Но больше всего в детстве я наслаждался беззаботными играми и изучением мира вокруг. Пока дед или отец следили за стадом на пастбище, я играл со своими родственницами Мирьяной и Сенкой. Однажды, например, мы с Мирьяной пошли с дедом Лукой нарезать веточек для козлят. Он вез нас в своем маленьком фургоне, который меня интересовал тем, что был вытянутой версией папиного белого фиата. Пока дедушка резал ветки на горном склоне, мы с Мирьяной вернулись в фургон. Мы заигрались, притворяясь, что ведем машину. Я не знаю, кто и как, но в один момент кто-то снял ручной тормоз, не представляя, какая трагедия могла бы случиться. Фургон медленно поехал вниз по склону. Это были ужасные моменты, но мы не знали, что сделать, чтобы машина остановилась. Мы окаменели от страха, и кто знает, чем бы все завершилось, если бы нас не остановила стена забора прямо у дороги. Нас никто не ругал, ни родители, ни дед. Они были счастливы, что с нами ничего не случилось, хотя могло случиться всякое. К счастью, все завершилось только немного поцарапанным автомобилем, пережитым страхом и опытом, благодаря которому мне никогда больше не приходило в голову играть в припаркованной машине.
Это был не единственный раз, когда я так напугал родителей. Мне было около трех лет, когда однажды днем я крутился около мамы и бабушки, которые собирали горох. Наверное, мне было скучно, и я взял один стручок. Вскоре я его раскрыл, и в голову пришла идея засунуть в каждую ноздрю по одной горошине. Мне это было очень смешно, но мама заметила, что со мной что-то происходит. Я едва дышал, горошины загородили дыхательные пути! Она сразу позвала папу, и они вместе пытались вынуть горох. Пока они так старались, я только громко смеялся. Наконец, папа с помощью пинцета смог вынуть одну горошину. Но чтобы достать вторую, пришлось отвезти меня в больницу. Они очень испугались, потому что в один момент я начал синеть и закатывать глаза, но все закончилось хорошо.
Мама всегда говорит, что я не мог усидеть на месте, но был хорошим ребенком. Например, на детских днях рождения я был необычайно спокойным. Когда взрослые играли в петанк, я любил смотреть на них, сидя на маминых руках, и любил, когда она меня качала. Но когда мне что-то не нравилось, я мог из непослушания поломать все цветы в вазах. А еще я часто прятался где-то в доме, и в верхнем дедовом, и в нижнем родительском. Однажды я так хорошо спрятался, что мама серьезно испугалась, потому что не могла меня найти. Она стала в панике звать меня, пока я наслаждался тем, что в этот раз она не может отыскать мое убежище. Скрючившись в шкафчике, к маминому ужасу, я держался довольно долго. Когда, наконец, я торжествующе появился, мой громкий смех быстро оборвался. Она была очень зла и поэтому не слишком снисходительна к моему непослушанию.

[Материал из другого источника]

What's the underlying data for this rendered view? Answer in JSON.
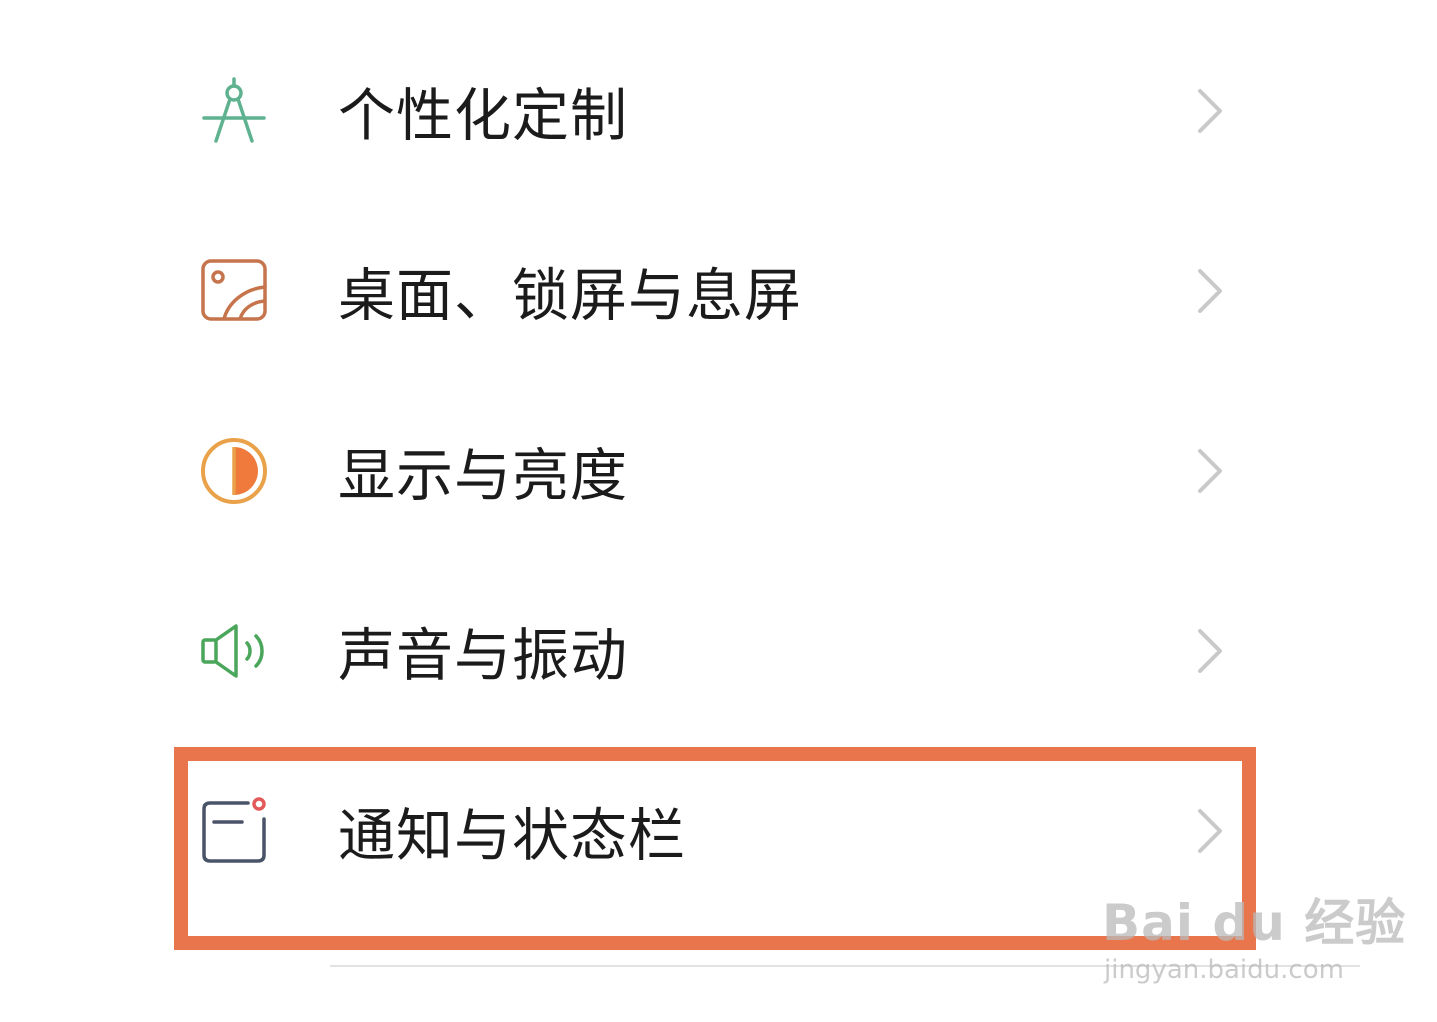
{
  "settings": {
    "items": [
      {
        "label": "个性化定制",
        "icon": "compass-icon",
        "color": "#5fb28f"
      },
      {
        "label": "桌面、锁屏与息屏",
        "icon": "wallpaper-icon",
        "color": "#c6744b"
      },
      {
        "label": "显示与亮度",
        "icon": "brightness-icon",
        "color": "#e9a24a"
      },
      {
        "label": "声音与振动",
        "icon": "speaker-icon",
        "color": "#4aa65a"
      },
      {
        "label": "通知与状态栏",
        "icon": "notification-icon",
        "color": "#4a5468"
      }
    ],
    "chevron_icon": "chevron-right-icon",
    "highlight_color": "#e8754c"
  },
  "watermark": {
    "logo": "Bai du 经验",
    "url": "jingyan.baidu.com"
  }
}
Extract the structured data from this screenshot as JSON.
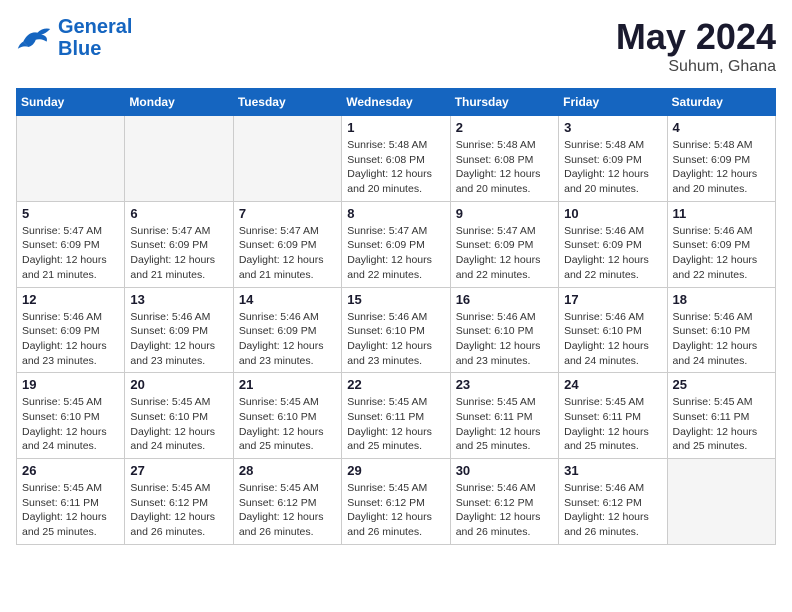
{
  "header": {
    "logo": {
      "line1": "General",
      "line2": "Blue"
    },
    "month": "May 2024",
    "location": "Suhum, Ghana"
  },
  "weekdays": [
    "Sunday",
    "Monday",
    "Tuesday",
    "Wednesday",
    "Thursday",
    "Friday",
    "Saturday"
  ],
  "weeks": [
    [
      {
        "day": "",
        "info": ""
      },
      {
        "day": "",
        "info": ""
      },
      {
        "day": "",
        "info": ""
      },
      {
        "day": "1",
        "info": "Sunrise: 5:48 AM\nSunset: 6:08 PM\nDaylight: 12 hours\nand 20 minutes."
      },
      {
        "day": "2",
        "info": "Sunrise: 5:48 AM\nSunset: 6:08 PM\nDaylight: 12 hours\nand 20 minutes."
      },
      {
        "day": "3",
        "info": "Sunrise: 5:48 AM\nSunset: 6:09 PM\nDaylight: 12 hours\nand 20 minutes."
      },
      {
        "day": "4",
        "info": "Sunrise: 5:48 AM\nSunset: 6:09 PM\nDaylight: 12 hours\nand 20 minutes."
      }
    ],
    [
      {
        "day": "5",
        "info": "Sunrise: 5:47 AM\nSunset: 6:09 PM\nDaylight: 12 hours\nand 21 minutes."
      },
      {
        "day": "6",
        "info": "Sunrise: 5:47 AM\nSunset: 6:09 PM\nDaylight: 12 hours\nand 21 minutes."
      },
      {
        "day": "7",
        "info": "Sunrise: 5:47 AM\nSunset: 6:09 PM\nDaylight: 12 hours\nand 21 minutes."
      },
      {
        "day": "8",
        "info": "Sunrise: 5:47 AM\nSunset: 6:09 PM\nDaylight: 12 hours\nand 22 minutes."
      },
      {
        "day": "9",
        "info": "Sunrise: 5:47 AM\nSunset: 6:09 PM\nDaylight: 12 hours\nand 22 minutes."
      },
      {
        "day": "10",
        "info": "Sunrise: 5:46 AM\nSunset: 6:09 PM\nDaylight: 12 hours\nand 22 minutes."
      },
      {
        "day": "11",
        "info": "Sunrise: 5:46 AM\nSunset: 6:09 PM\nDaylight: 12 hours\nand 22 minutes."
      }
    ],
    [
      {
        "day": "12",
        "info": "Sunrise: 5:46 AM\nSunset: 6:09 PM\nDaylight: 12 hours\nand 23 minutes."
      },
      {
        "day": "13",
        "info": "Sunrise: 5:46 AM\nSunset: 6:09 PM\nDaylight: 12 hours\nand 23 minutes."
      },
      {
        "day": "14",
        "info": "Sunrise: 5:46 AM\nSunset: 6:09 PM\nDaylight: 12 hours\nand 23 minutes."
      },
      {
        "day": "15",
        "info": "Sunrise: 5:46 AM\nSunset: 6:10 PM\nDaylight: 12 hours\nand 23 minutes."
      },
      {
        "day": "16",
        "info": "Sunrise: 5:46 AM\nSunset: 6:10 PM\nDaylight: 12 hours\nand 23 minutes."
      },
      {
        "day": "17",
        "info": "Sunrise: 5:46 AM\nSunset: 6:10 PM\nDaylight: 12 hours\nand 24 minutes."
      },
      {
        "day": "18",
        "info": "Sunrise: 5:46 AM\nSunset: 6:10 PM\nDaylight: 12 hours\nand 24 minutes."
      }
    ],
    [
      {
        "day": "19",
        "info": "Sunrise: 5:45 AM\nSunset: 6:10 PM\nDaylight: 12 hours\nand 24 minutes."
      },
      {
        "day": "20",
        "info": "Sunrise: 5:45 AM\nSunset: 6:10 PM\nDaylight: 12 hours\nand 24 minutes."
      },
      {
        "day": "21",
        "info": "Sunrise: 5:45 AM\nSunset: 6:10 PM\nDaylight: 12 hours\nand 25 minutes."
      },
      {
        "day": "22",
        "info": "Sunrise: 5:45 AM\nSunset: 6:11 PM\nDaylight: 12 hours\nand 25 minutes."
      },
      {
        "day": "23",
        "info": "Sunrise: 5:45 AM\nSunset: 6:11 PM\nDaylight: 12 hours\nand 25 minutes."
      },
      {
        "day": "24",
        "info": "Sunrise: 5:45 AM\nSunset: 6:11 PM\nDaylight: 12 hours\nand 25 minutes."
      },
      {
        "day": "25",
        "info": "Sunrise: 5:45 AM\nSunset: 6:11 PM\nDaylight: 12 hours\nand 25 minutes."
      }
    ],
    [
      {
        "day": "26",
        "info": "Sunrise: 5:45 AM\nSunset: 6:11 PM\nDaylight: 12 hours\nand 25 minutes."
      },
      {
        "day": "27",
        "info": "Sunrise: 5:45 AM\nSunset: 6:12 PM\nDaylight: 12 hours\nand 26 minutes."
      },
      {
        "day": "28",
        "info": "Sunrise: 5:45 AM\nSunset: 6:12 PM\nDaylight: 12 hours\nand 26 minutes."
      },
      {
        "day": "29",
        "info": "Sunrise: 5:45 AM\nSunset: 6:12 PM\nDaylight: 12 hours\nand 26 minutes."
      },
      {
        "day": "30",
        "info": "Sunrise: 5:46 AM\nSunset: 6:12 PM\nDaylight: 12 hours\nand 26 minutes."
      },
      {
        "day": "31",
        "info": "Sunrise: 5:46 AM\nSunset: 6:12 PM\nDaylight: 12 hours\nand 26 minutes."
      },
      {
        "day": "",
        "info": ""
      }
    ]
  ]
}
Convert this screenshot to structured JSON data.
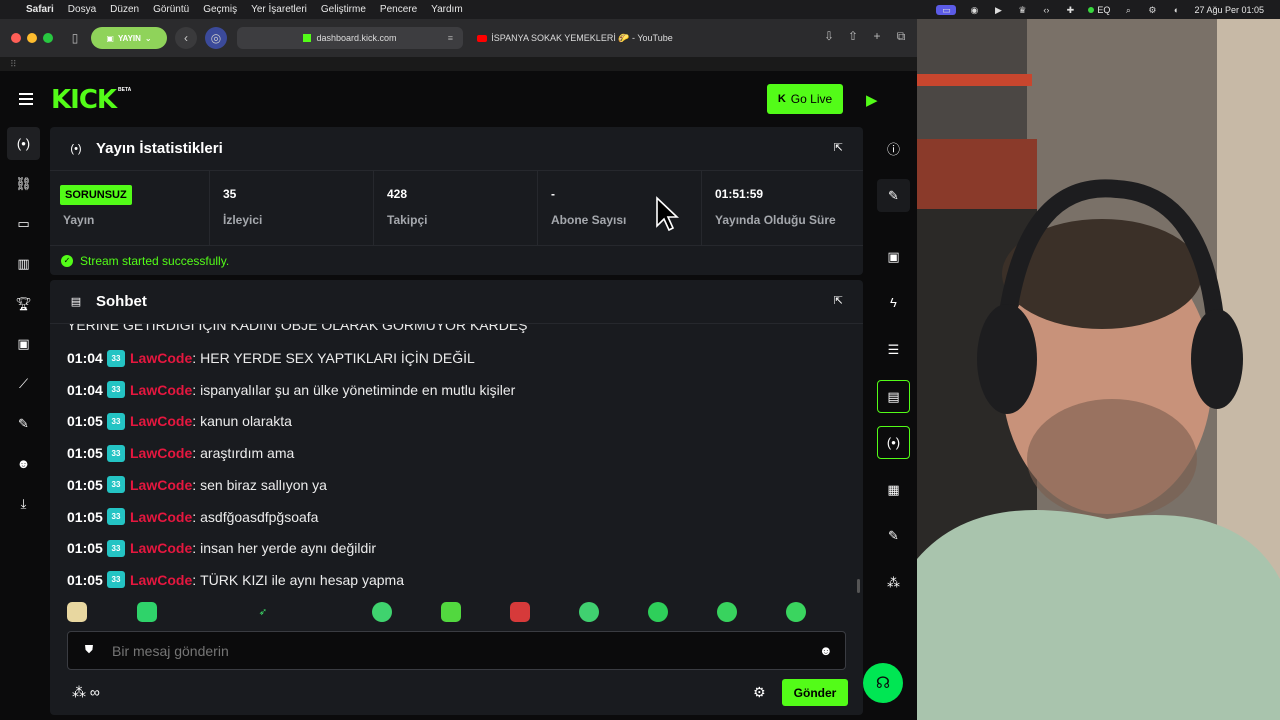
{
  "menubar": {
    "apple": "",
    "items": [
      "Safari",
      "Dosya",
      "Düzen",
      "Görüntü",
      "Geçmiş",
      "Yer İşaretleri",
      "Geliştirme",
      "Pencere",
      "Yardım"
    ],
    "eq_label": "EQ",
    "datetime": "27 Ağu Per  01:05"
  },
  "safari": {
    "profile_label": "YAYIN",
    "active_tab_url": "dashboard.kick.com",
    "other_tab_title": "İSPANYA SOKAK YEMEKLERİ 🌮 - YouTube"
  },
  "kick": {
    "logo": "KICK",
    "beta": "BETA",
    "go_live": "Go Live"
  },
  "stats_panel": {
    "title": "Yayın İstatistikleri",
    "status_badge": "SORUNSUZ",
    "status_label": "Yayın",
    "viewers_value": "35",
    "viewers_label": "İzleyici",
    "followers_value": "428",
    "followers_label": "Takipçi",
    "subs_value": "-",
    "subs_label": "Abone Sayısı",
    "uptime_value": "01:51:59",
    "uptime_label": "Yayında Olduğu Süre",
    "stream_message": "Stream started successfully."
  },
  "chat_panel": {
    "title": "Sohbet",
    "cut_line": "YERİNE GETİRDİĞİ İÇİN KADINI OBJE OLARAK GÖRMÜYOR KARDEŞ",
    "messages": [
      {
        "time": "01:04",
        "badge": "33",
        "user": "LawCode",
        "text": "HER YERDE SEX YAPTIKLARI İÇİN DEĞİL"
      },
      {
        "time": "01:04",
        "badge": "33",
        "user": "LawCode",
        "text": "ispanyalılar şu an ülke yönetiminde en mutlu kişiler"
      },
      {
        "time": "01:05",
        "badge": "33",
        "user": "LawCode",
        "text": "kanun olarakta"
      },
      {
        "time": "01:05",
        "badge": "33",
        "user": "LawCode",
        "text": "araştırdım ama"
      },
      {
        "time": "01:05",
        "badge": "33",
        "user": "LawCode",
        "text": "sen biraz sallıyon ya"
      },
      {
        "time": "01:05",
        "badge": "33",
        "user": "LawCode",
        "text": "asdfğoasdfpğsoafa"
      },
      {
        "time": "01:05",
        "badge": "33",
        "user": "LawCode",
        "text": "insan her yerde aynı değildir"
      },
      {
        "time": "01:05",
        "badge": "33",
        "user": "LawCode",
        "text": "TÜRK KIZI ile aynı hesap yapma"
      }
    ],
    "input_placeholder": "Bir mesaj gönderin",
    "send_label": "Gönder",
    "infinity_symbol": "∞"
  },
  "colors": {
    "kick_green": "#53fc18",
    "username_red": "#e5173f",
    "sub_badge": "#24c4c4",
    "panel_bg": "#191b1f",
    "page_bg": "#0b0b0c"
  }
}
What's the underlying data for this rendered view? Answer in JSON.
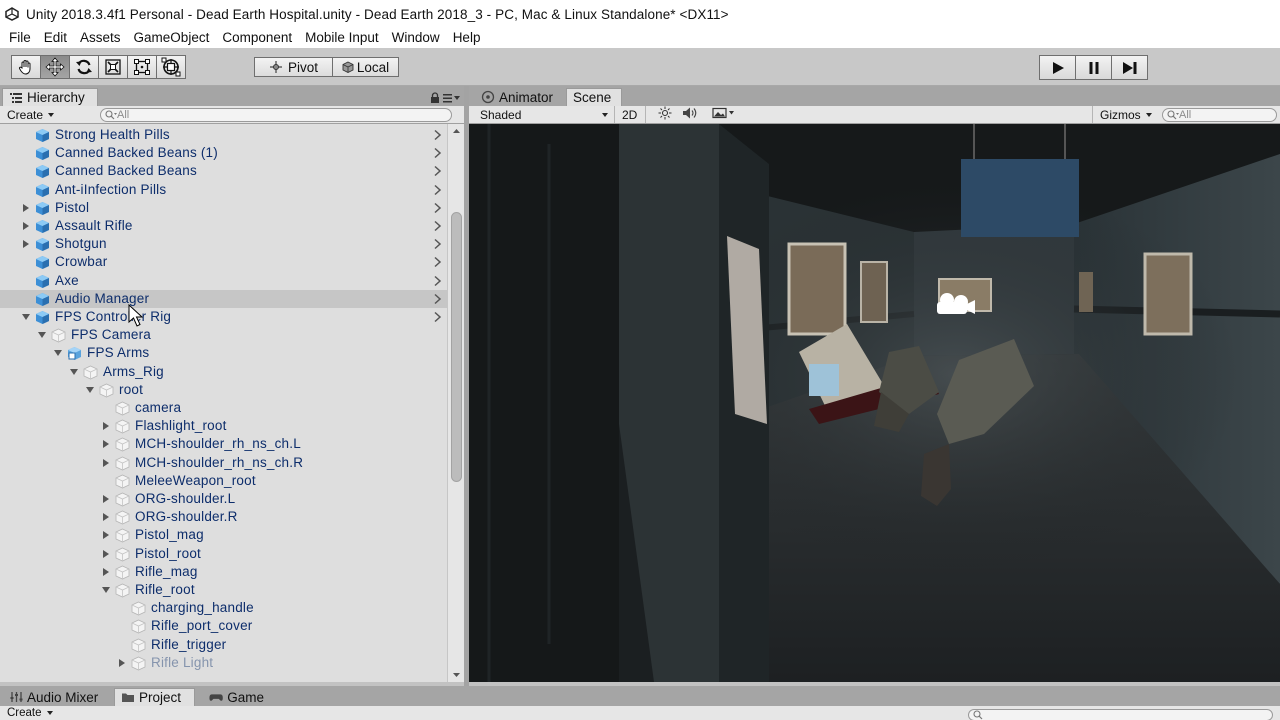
{
  "window": {
    "title": "Unity 2018.3.4f1 Personal - Dead Earth Hospital.unity - Dead Earth 2018_3 - PC, Mac & Linux Standalone* <DX11>"
  },
  "menu": [
    "File",
    "Edit",
    "Assets",
    "GameObject",
    "Component",
    "Mobile Input",
    "Window",
    "Help"
  ],
  "toolbar": {
    "pivot_label": "Pivot",
    "local_label": "Local",
    "transform_tools": [
      "hand-tool-icon",
      "move-tool-icon",
      "rotate-tool-icon",
      "scale-tool-icon",
      "rect-tool-icon",
      "transform-tool-icon"
    ],
    "active_tool": "move-tool-icon"
  },
  "hierarchy": {
    "tab_label": "Hierarchy",
    "create_label": "Create",
    "search_placeholder": "All",
    "rows": [
      {
        "label": "Strong Health Pills",
        "depth": 0,
        "arrow": "none",
        "icon": "prefab",
        "chevron": true
      },
      {
        "label": "Canned Backed Beans (1)",
        "depth": 0,
        "arrow": "none",
        "icon": "prefab",
        "chevron": true
      },
      {
        "label": "Canned Backed Beans",
        "depth": 0,
        "arrow": "none",
        "icon": "prefab",
        "chevron": true
      },
      {
        "label": "Ant-iInfection Pills",
        "depth": 0,
        "arrow": "none",
        "icon": "prefab",
        "chevron": true
      },
      {
        "label": "Pistol",
        "depth": 0,
        "arrow": "collapsed",
        "icon": "prefab",
        "chevron": true
      },
      {
        "label": "Assault Rifle",
        "depth": 0,
        "arrow": "collapsed",
        "icon": "prefab",
        "chevron": true
      },
      {
        "label": "Shotgun",
        "depth": 0,
        "arrow": "collapsed",
        "icon": "prefab",
        "chevron": true
      },
      {
        "label": "Crowbar",
        "depth": 0,
        "arrow": "none",
        "icon": "prefab",
        "chevron": true
      },
      {
        "label": "Axe",
        "depth": 0,
        "arrow": "none",
        "icon": "prefab",
        "chevron": true
      },
      {
        "label": "Audio Manager",
        "depth": 0,
        "arrow": "none",
        "icon": "prefab",
        "chevron": true,
        "highlight": true
      },
      {
        "label": "FPS Controller Rig",
        "depth": 0,
        "arrow": "expanded",
        "icon": "prefab",
        "chevron": true
      },
      {
        "label": "FPS Camera",
        "depth": 1,
        "arrow": "expanded",
        "icon": "gameobject",
        "chevron": false
      },
      {
        "label": "FPS Arms",
        "depth": 2,
        "arrow": "expanded",
        "icon": "prefab-model",
        "chevron": false
      },
      {
        "label": "Arms_Rig",
        "depth": 3,
        "arrow": "expanded",
        "icon": "gameobject",
        "chevron": false
      },
      {
        "label": "root",
        "depth": 4,
        "arrow": "expanded",
        "icon": "gameobject",
        "chevron": false
      },
      {
        "label": "camera",
        "depth": 5,
        "arrow": "none",
        "icon": "gameobject",
        "chevron": false
      },
      {
        "label": "Flashlight_root",
        "depth": 5,
        "arrow": "collapsed",
        "icon": "gameobject",
        "chevron": false
      },
      {
        "label": "MCH-shoulder_rh_ns_ch.L",
        "depth": 5,
        "arrow": "collapsed",
        "icon": "gameobject",
        "chevron": false
      },
      {
        "label": "MCH-shoulder_rh_ns_ch.R",
        "depth": 5,
        "arrow": "collapsed",
        "icon": "gameobject",
        "chevron": false
      },
      {
        "label": "MeleeWeapon_root",
        "depth": 5,
        "arrow": "none",
        "icon": "gameobject",
        "chevron": false
      },
      {
        "label": "ORG-shoulder.L",
        "depth": 5,
        "arrow": "collapsed",
        "icon": "gameobject",
        "chevron": false
      },
      {
        "label": "ORG-shoulder.R",
        "depth": 5,
        "arrow": "collapsed",
        "icon": "gameobject",
        "chevron": false
      },
      {
        "label": "Pistol_mag",
        "depth": 5,
        "arrow": "collapsed",
        "icon": "gameobject",
        "chevron": false
      },
      {
        "label": "Pistol_root",
        "depth": 5,
        "arrow": "collapsed",
        "icon": "gameobject",
        "chevron": false
      },
      {
        "label": "Rifle_mag",
        "depth": 5,
        "arrow": "collapsed",
        "icon": "gameobject",
        "chevron": false
      },
      {
        "label": "Rifle_root",
        "depth": 5,
        "arrow": "expanded",
        "icon": "gameobject",
        "chevron": false
      },
      {
        "label": "charging_handle",
        "depth": 6,
        "arrow": "none",
        "icon": "gameobject",
        "chevron": false
      },
      {
        "label": "Rifle_port_cover",
        "depth": 6,
        "arrow": "none",
        "icon": "gameobject",
        "chevron": false
      },
      {
        "label": "Rifle_trigger",
        "depth": 6,
        "arrow": "none",
        "icon": "gameobject",
        "chevron": false
      },
      {
        "label": "Rifle Light",
        "depth": 6,
        "arrow": "collapsed",
        "icon": "gameobject",
        "chevron": false,
        "dim": true
      }
    ]
  },
  "scene_panel": {
    "tabs": [
      "Animator",
      "Scene"
    ],
    "selected_tab": "Scene",
    "shading_mode": "Shaded",
    "mode_2d_label": "2D",
    "gizmos_label": "Gizmos",
    "search_placeholder": "All"
  },
  "bottom": {
    "tabs": [
      "Audio Mixer",
      "Project",
      "Game"
    ],
    "selected_tab": "Project",
    "create_label": "Create"
  }
}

В дедушкином доме я вел себя особенно шумно. Родители говорят, что именно там я в первый раз самостоятельно пошел. Мне было всего девять месяцев. Я проводил много времени в дедушкином доме и помню его даже лучше, чем бо́льший и более удобный родительский дом. Наверху, на втором этаже, была одна спальня, внизу еще одна вместе с кухней, а около дома у нас был гараж. На мою маленькую кровать бабушка с дедушкой ставили деревянные решетки, чтобы я, вертясь во сне, не свалился на пол. В дедовом доме не было электричества, мы пользовались керосиновыми лампами. Позже папа достал генератор. Не было и воды, кроме той, что в колодце. Если мне хотелось посмотреть матчи по телевизору, я вынужден был спускаться в нижний дом.